Debts accumulated in recent election campaigns make another election this year very hard, Likud officials told The Jerusalem Post on Tuesday.

The disclosure comes amid a flurry of reports claiming that Israeli Prime Minister Binyamin Netanyahu‏‏ is seeking another round of elections, ostensibly due to a budgetary dispute with coalition partner Alternate Prime Minister Benny Gantz. The prime minister has denied the reports. But if a budget is not passed by August 25, elections would automatically ensue by law.

“The situation is awful,” one party official said, while a former official in contact with current staff said the Likud was “approaching bankruptcy.”

Likud employees were being fired and the party may have to close some of its 190 branches.

“Netanyahu wishes he could close all the branches, and if we were a dictatorship, he really would,” one official said.

However, Likud Director-General Tzuri Sisso denied that the party is in financial crisis.

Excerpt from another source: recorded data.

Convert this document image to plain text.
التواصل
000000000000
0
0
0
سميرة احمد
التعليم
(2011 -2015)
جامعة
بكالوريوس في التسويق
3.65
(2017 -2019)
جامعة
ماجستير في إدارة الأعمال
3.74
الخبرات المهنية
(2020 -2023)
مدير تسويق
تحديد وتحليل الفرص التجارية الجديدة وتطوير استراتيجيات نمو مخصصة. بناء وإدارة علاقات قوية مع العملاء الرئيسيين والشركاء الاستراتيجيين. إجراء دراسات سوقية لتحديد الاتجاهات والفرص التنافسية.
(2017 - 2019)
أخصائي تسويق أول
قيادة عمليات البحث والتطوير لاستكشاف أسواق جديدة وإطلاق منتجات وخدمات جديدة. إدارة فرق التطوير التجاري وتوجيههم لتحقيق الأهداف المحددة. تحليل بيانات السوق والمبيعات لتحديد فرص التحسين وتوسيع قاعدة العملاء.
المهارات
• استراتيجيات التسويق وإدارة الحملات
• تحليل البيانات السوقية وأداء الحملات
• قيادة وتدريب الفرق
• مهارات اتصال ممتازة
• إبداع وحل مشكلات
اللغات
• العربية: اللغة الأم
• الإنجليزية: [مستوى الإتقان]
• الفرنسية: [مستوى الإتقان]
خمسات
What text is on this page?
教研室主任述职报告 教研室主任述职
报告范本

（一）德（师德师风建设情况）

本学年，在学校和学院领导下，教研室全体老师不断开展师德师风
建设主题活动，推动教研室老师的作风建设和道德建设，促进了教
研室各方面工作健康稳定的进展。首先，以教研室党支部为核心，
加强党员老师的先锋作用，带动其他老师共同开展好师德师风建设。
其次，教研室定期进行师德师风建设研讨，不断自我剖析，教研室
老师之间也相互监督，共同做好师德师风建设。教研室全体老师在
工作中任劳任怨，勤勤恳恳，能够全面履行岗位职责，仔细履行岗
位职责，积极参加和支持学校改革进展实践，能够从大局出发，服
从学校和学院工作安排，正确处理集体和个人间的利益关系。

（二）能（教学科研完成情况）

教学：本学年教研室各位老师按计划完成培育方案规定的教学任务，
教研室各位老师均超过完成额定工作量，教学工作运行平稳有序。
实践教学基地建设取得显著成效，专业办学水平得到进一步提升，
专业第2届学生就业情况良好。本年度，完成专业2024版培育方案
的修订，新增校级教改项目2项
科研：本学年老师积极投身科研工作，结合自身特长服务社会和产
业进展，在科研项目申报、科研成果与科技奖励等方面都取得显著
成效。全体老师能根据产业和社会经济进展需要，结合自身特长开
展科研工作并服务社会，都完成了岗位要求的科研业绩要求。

“There is a normal process of streamlining after two consecutive years of primaries, municipal and general elections…workers are being let go that we need less at this time.” Sisso denied that branch closings were imminent and stressed that renovations were under way in some and the Likud may even open more.

“There is no impending catastrophe or bankruptcy, but there are pressures,” a Likud spokesman said. “There is nothing dramatic financially, just holes that have to be filled after the elections.”

Later on Tuesday, Channel 13 reported that Blue and White was taking no chances, and Gantz’s associates were exploring legislation to prevent Netanyahu from running for reelection in the event the dispute over the budget—Netanyahu wants a one-year framework, Gantz wants the two-year budget written in the coalition agreement—doesn’t get resolved.